Ce qui est intéressant en Islande, outre les paysages à couper le souffle, les piscines en extérieures et les balades autour des volcans en activité, c’est sa population, les Islandais. Et en particulier, leur histoire.
Une histoire que ce peuple a très tôt choisi d’écrire et de préserver. Dès le XIIᵉ siècle, le prêtre et chef islandais Ari Þorgilsson, surnommé Ari le Savant, rédige l’Íslendingabók, littéralement le Livre des Islandais. Ce court texte, composé entre 1122 et 1133, est considéré comme la première chronique historique de l’Islande. Ari y raconte les origines du peuplement de l’île, la création du parlement (Althing), la christianisation du pays et les liens avec la Norvège. S’appuyant sur très peu de sources écrites mais sur plusieurs témoignages oraux, il mêle rigueur chronologique et mémoire collective. Ce récit, à la fois historique et symbolique, marque le passage d’une tradition orale à une mémoire écrite nationale, fondant ainsi les bases de l’identité islandaise. Conservé aujourd’hui grâce à une copie du XVIIᵉ siècle, l’Íslendingabók reste un pilier de la culture et de la conscience historique de l’île.

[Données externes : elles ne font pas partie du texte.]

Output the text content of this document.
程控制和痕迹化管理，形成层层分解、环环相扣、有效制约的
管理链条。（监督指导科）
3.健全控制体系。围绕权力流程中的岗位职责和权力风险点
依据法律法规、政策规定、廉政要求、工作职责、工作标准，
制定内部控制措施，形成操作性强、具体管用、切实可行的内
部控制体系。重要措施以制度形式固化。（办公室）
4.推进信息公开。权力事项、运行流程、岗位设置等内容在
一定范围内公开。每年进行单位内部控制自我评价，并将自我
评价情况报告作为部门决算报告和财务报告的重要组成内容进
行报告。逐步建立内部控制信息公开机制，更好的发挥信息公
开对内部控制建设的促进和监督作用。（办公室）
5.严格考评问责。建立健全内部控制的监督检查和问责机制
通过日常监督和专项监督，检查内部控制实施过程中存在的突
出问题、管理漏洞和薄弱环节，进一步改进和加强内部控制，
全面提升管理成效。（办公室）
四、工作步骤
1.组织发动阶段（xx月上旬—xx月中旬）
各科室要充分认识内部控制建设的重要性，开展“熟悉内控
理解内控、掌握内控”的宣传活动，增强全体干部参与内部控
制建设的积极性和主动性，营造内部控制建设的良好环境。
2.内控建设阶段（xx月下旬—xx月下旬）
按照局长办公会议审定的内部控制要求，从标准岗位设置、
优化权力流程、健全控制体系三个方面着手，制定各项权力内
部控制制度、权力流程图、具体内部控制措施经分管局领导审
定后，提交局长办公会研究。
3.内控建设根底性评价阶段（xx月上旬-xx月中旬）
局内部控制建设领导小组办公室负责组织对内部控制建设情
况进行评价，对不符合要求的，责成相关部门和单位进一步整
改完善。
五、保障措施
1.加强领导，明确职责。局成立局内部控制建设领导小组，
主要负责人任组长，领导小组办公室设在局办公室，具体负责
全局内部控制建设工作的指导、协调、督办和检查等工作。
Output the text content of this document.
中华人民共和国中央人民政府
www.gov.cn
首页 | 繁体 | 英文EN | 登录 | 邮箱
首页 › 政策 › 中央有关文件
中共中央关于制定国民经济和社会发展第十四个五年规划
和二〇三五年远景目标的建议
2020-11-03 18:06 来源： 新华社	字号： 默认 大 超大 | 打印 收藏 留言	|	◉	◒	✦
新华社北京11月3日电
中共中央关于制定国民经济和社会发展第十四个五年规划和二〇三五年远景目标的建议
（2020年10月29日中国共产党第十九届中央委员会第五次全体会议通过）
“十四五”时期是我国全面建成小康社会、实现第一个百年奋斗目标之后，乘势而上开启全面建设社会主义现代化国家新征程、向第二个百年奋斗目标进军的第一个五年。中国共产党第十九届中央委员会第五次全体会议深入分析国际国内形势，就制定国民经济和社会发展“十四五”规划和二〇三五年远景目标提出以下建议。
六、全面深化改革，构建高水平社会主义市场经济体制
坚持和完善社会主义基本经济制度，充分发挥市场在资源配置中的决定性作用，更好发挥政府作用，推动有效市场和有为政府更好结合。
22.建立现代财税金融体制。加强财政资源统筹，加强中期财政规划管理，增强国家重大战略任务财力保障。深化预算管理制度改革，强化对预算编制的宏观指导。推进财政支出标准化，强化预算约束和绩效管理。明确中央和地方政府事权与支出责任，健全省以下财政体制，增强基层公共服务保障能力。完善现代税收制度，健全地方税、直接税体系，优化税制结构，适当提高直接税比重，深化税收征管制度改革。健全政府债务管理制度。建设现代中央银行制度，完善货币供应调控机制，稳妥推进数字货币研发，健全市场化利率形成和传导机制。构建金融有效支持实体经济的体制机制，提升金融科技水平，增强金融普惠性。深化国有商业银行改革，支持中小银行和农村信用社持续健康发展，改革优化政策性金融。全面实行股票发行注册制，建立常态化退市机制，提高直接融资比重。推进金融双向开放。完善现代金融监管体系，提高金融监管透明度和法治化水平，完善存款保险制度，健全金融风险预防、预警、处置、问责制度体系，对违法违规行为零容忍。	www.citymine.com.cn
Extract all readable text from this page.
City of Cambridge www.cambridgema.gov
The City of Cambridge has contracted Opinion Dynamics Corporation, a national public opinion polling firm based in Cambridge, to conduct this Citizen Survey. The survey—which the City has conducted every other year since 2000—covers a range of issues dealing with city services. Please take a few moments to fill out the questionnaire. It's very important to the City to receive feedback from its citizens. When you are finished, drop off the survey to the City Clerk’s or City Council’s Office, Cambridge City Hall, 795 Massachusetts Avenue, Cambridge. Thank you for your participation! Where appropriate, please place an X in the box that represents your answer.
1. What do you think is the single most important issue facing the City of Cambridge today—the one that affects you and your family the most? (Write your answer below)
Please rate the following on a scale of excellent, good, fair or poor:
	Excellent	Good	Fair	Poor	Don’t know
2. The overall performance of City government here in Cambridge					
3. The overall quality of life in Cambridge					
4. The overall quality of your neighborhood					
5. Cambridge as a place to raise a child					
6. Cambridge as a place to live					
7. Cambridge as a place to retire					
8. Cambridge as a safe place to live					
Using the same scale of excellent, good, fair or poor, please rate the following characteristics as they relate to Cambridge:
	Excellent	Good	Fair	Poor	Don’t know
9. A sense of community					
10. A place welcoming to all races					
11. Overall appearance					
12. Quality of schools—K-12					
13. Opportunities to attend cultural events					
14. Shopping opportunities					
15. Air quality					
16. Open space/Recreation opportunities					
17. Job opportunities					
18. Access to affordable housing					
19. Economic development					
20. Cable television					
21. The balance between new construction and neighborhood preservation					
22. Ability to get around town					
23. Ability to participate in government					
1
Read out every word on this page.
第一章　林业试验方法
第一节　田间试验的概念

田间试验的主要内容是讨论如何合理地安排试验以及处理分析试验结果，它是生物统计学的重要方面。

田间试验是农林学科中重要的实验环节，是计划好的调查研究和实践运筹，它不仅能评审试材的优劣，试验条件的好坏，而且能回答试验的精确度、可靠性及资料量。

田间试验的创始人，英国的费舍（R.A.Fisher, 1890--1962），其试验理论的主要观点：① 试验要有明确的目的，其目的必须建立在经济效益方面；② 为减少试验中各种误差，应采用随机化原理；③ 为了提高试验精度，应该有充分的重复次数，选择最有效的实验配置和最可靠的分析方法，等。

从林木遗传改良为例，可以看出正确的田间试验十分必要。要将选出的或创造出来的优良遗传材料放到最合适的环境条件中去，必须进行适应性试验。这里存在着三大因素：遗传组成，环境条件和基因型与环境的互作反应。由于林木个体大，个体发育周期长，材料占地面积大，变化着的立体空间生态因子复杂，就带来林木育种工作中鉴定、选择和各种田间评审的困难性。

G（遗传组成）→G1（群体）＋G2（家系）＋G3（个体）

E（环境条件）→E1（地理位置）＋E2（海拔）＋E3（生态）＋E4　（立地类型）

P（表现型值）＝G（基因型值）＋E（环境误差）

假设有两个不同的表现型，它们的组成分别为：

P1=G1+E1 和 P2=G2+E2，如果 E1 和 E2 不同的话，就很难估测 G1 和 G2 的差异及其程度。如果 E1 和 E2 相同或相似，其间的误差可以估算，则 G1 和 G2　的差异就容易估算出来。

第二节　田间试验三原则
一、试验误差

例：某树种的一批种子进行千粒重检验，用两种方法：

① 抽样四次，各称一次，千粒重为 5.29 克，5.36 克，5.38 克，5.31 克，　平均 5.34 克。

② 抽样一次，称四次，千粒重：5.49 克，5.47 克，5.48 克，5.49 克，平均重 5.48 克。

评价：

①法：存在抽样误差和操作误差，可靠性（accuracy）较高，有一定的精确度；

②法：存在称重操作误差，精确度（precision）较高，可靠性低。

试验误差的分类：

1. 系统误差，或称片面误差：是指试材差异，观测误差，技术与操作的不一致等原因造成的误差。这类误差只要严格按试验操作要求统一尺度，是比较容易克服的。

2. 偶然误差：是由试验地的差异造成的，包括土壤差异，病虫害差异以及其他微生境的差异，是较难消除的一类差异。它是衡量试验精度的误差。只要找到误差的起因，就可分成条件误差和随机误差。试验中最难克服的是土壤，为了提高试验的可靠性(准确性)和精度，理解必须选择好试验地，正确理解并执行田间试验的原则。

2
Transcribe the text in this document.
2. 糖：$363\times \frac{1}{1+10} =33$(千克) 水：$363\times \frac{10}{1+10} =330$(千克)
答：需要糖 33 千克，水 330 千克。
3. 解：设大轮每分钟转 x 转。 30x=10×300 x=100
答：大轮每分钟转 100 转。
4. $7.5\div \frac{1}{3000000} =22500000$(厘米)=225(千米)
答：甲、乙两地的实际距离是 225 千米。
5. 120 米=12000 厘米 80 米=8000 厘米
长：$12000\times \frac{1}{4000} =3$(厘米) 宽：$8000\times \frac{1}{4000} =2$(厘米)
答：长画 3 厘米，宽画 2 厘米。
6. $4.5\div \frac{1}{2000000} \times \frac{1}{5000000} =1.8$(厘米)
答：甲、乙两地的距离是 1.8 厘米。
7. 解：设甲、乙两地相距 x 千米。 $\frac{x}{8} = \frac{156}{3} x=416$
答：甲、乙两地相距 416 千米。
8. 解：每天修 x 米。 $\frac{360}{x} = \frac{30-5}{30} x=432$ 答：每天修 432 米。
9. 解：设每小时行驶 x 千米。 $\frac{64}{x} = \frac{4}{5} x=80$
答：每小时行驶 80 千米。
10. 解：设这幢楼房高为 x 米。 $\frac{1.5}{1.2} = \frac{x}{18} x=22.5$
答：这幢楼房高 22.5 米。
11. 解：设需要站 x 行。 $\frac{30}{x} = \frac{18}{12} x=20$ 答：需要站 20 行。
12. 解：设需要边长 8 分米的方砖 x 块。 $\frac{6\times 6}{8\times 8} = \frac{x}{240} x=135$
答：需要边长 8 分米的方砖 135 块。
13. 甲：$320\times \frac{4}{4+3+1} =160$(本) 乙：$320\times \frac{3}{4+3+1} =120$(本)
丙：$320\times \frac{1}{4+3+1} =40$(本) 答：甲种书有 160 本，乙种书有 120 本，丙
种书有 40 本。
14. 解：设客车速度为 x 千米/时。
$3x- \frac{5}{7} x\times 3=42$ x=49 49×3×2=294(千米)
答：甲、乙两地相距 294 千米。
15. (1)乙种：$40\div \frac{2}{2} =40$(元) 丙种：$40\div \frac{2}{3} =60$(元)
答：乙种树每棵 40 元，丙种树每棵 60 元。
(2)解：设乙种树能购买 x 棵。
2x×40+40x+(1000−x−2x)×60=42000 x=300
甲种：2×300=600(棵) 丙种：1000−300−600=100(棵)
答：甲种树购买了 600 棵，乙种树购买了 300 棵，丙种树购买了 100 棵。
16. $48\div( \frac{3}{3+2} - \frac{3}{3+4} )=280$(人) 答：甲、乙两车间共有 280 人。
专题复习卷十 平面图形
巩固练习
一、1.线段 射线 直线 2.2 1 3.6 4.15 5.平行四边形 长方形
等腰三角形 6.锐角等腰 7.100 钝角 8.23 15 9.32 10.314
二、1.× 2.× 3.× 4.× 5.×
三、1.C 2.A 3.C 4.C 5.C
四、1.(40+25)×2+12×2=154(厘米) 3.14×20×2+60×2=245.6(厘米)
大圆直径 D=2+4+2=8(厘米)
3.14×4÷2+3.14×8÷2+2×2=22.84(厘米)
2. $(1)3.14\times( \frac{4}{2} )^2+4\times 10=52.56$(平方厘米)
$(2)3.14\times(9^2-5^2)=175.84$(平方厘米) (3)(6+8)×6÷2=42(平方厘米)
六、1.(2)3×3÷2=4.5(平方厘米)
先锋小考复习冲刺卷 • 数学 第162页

Source : Copie de l'Íslendingabók par Jón Erlendsson, conservée à l'institut Árni Magnússon, fr.wikipedia.org
Près de neuf siècles plus tard, le nom Íslendingabók renaît sous une forme bien différente, mais avec le même objectif : préserver la mémoire des Islandais. Aujourd’hui, il désigne une immense base de données généalogique en ligne, qui réunit les filiations de presque tous les habitants du pays. On y trouve des informations sur plus d’un million de personnes, depuis la colonisation jusqu’à nos jours. Environ 95 % des Islandais ayant vécu depuis le recensement de 1703 y figurent, et il est même possible de remonter jusqu’à la période des premiers colons lorsque les sources le permettent.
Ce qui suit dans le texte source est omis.